When you should (and shouldn't) reach for this

I'd rather point you at the right tool, even when it isn't this one.

Use quirc-mesh when you need to read large QR codes (roughly v20 and up) from a camera, and you care about reading the decoder with your own eyes — no WASM, no build step, no dependencies.

Don't bother when your codes are small and your input is a clean image. jsQR is smaller and completely fine for that; you won't notice the difference. And if you decode from cameras at scale and don't need auditability, zxing-cpp is, and will remain, far more mature than this. quirc-mesh is deliberately narrow: it's the decoder you pick when the small ones fail you and a megabyte of WASM isn't an option.

Also: it decodes, it doesn't generate. Plenty of good libraries make QR codes; this one only reads them.

The promise: wrong is worse than nothing

This started life inside a backup tool, and that left a mark on the design.

If you're recovering a secret key from a sheet of paper, a decoder that confidently returns the wrong bytes is a catastrophe — much worse than one that says "I couldn't read it, hold still and try again." So quirc-mesh is fail-closed: every result is gated on Reed–Solomon and the format/version checksums actually verifying. If they don't, you get null. Never a plausible-looking lie.

I lean on this hard. Across 900 fuzzing trials — corrupted bits, added noise, random crops — it produced zero wrong reads. Null or correct, nothing in between. That's the one invariant I'd ask you to trust.

Does it actually work?

The honest test wasn't a benchmark. It was printing the worst code I had at 100% zoom — about two-thirds of an A4 sheet — and holding it up to a Framework 13's built-in 1080p webcam.

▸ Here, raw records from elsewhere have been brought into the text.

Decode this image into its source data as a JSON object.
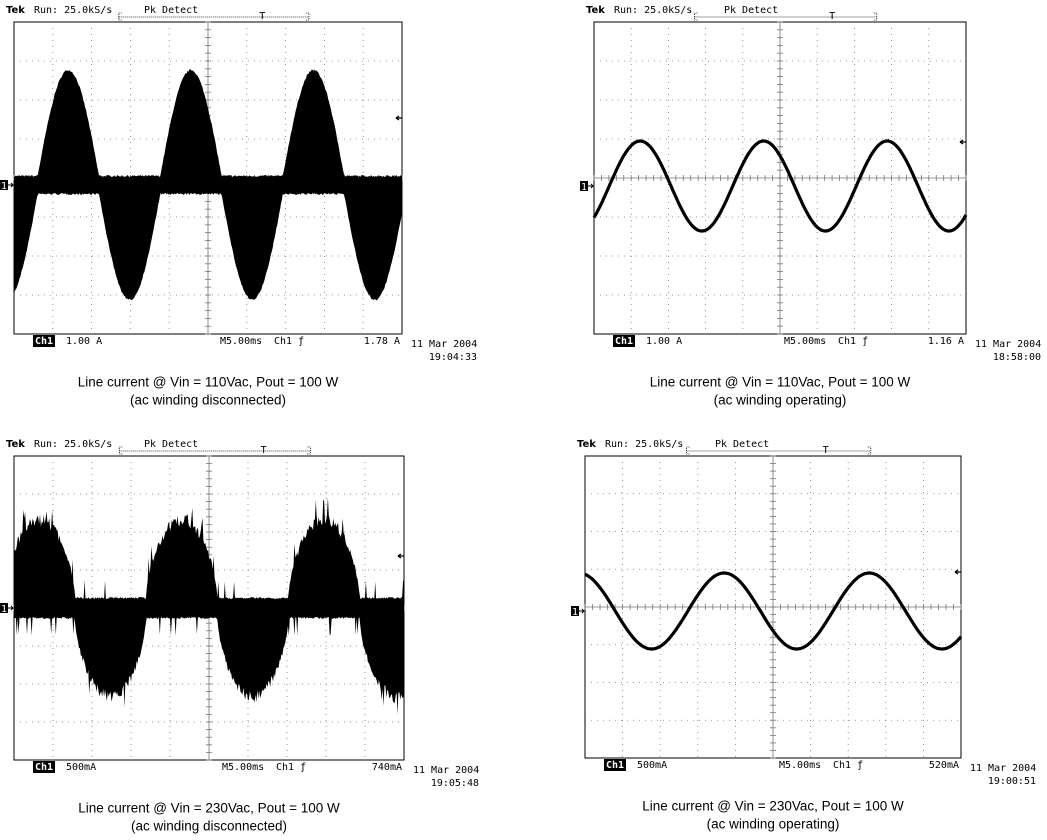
{
  "panels": [
    {
      "brand": "Tek",
      "status": "Run: 25.0kS/s",
      "mode": "Pk Detect",
      "trigger_mark": "T",
      "marker": "1",
      "channel": "Ch1",
      "scale": "1.00 A",
      "timebase": "M5.00ms",
      "trigger": "Ch1 ƒ",
      "trigger_level": "1.78 A",
      "date": "11 Mar 2004",
      "time": "19:04:33",
      "caption": [
        "Line current @ Vin = 110Vac, Pout = 100 W",
        "(ac winding disconnected)"
      ]
    },
    {
      "brand": "Tek",
      "status": "Run: 25.0kS/s",
      "mode": "Pk Detect",
      "trigger_mark": "T",
      "marker": "1",
      "channel": "Ch1",
      "scale": "1.00 A",
      "timebase": "M5.00ms",
      "trigger": "Ch1 ƒ",
      "trigger_level": "1.16 A",
      "date": "11 Mar 2004",
      "time": "18:58:00",
      "caption": [
        "Line current @ Vin = 110Vac, Pout = 100 W",
        "(ac winding operating)"
      ]
    },
    {
      "brand": "Tek",
      "status": "Run: 25.0kS/s",
      "mode": "Pk Detect",
      "trigger_mark": "T",
      "marker": "1",
      "channel": "Ch1",
      "scale": "500mA",
      "timebase": "M5.00ms",
      "trigger": "Ch1 ƒ",
      "trigger_level": "740mA",
      "date": "11 Mar 2004",
      "time": "19:05:48",
      "caption": [
        "Line current @ Vin = 230Vac, Pout = 100 W",
        "(ac winding disconnected)"
      ]
    },
    {
      "brand": "Tek",
      "status": "Run: 25.0kS/s",
      "mode": "Pk Detect",
      "trigger_mark": "T",
      "marker": "1",
      "channel": "Ch1",
      "scale": "500mA",
      "timebase": "M5.00ms",
      "trigger": "Ch1 ƒ",
      "trigger_level": "520mA",
      "date": "11 Mar 2004",
      "time": "19:00:51",
      "caption": [
        "Line current @ Vin = 230Vac, Pout = 100 W",
        "(ac winding operating)"
      ]
    }
  ]
}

That code is a v40, EC-level-L, 177×177-module monster: a full 4096-bit key packed into a single shard. quirc-mesh reads it byte-exact, in both Chrome and Firefox, at 3.4–5.0 pixels per module — right at the edge of what the sensor can resolve. That's precisely the case stock quirc, jsQR, and zxing-js all fail.

A few numbers for calibration:

  • Clean v7–v40 images: 10/10 byte-exact.
  • A v40 frame decodes in ~49 ms (p90) in pure JS — fast enough that WebAssembly bought nothing, so there is none.
  • ~1.9k lines of decoder. Zero runtime dependencies.

It's early (0.2.0). 0.2 reworked the detection front-end for large/close-up codes: grouping no longer relies on extrapolating a finder's local frame across the whole symbol, so a near-full-frame v40 now decodes (it previously found the finders but couldn't group them), and a few unbounded geometric searches that could make a cluttered frame hang for seconds are now bounded. The remaining rough edge is sampling under heavy lens distortion — detection finds the code, but the mesh can't always recover every module yet.

How it actually works

The code is meant to be read — that was the whole point. If you want the real thing:

  • docs/ALGORITHM.md — the mesh sampling design, in detail.
  • docs/PRIOR_ART.md — why the small libraries fail and why zxing-cpp wins, with links and the exact upstream code that's the culprit.
  • docs/NOTES.md — a running log of every assumption and design decision made while building this, so any choice can be traced back and argued with later.

The pipeline, end to end: binarize → find the finder patterns → group them into a code → read format and version → locate the alignment patterns → build the mesh → sample the module matrix → undo the mask → Reed–Solomon → decode the segments. quirc owns most of those steps; the alignment / mesh / sampling middle is the new part.

Credits

quirc-mesh is a derivative work of quirc by Daniel Beer, whose detection and decoding pipeline it ports almost verbatim. quirc is a genuinely lovely piece of C — small enough to read in an afternoon — and none of this would exist without it. Its copyright notice is preserved in LICENSE and under reference/quirc/.

The thing it was built for is Banana Split, a Shamir-secret-sharing paper-backup tool that needs to scan dense shards on its recovery path without bundling a binary blob.

License

ISC, same as quirc. Use it for anything.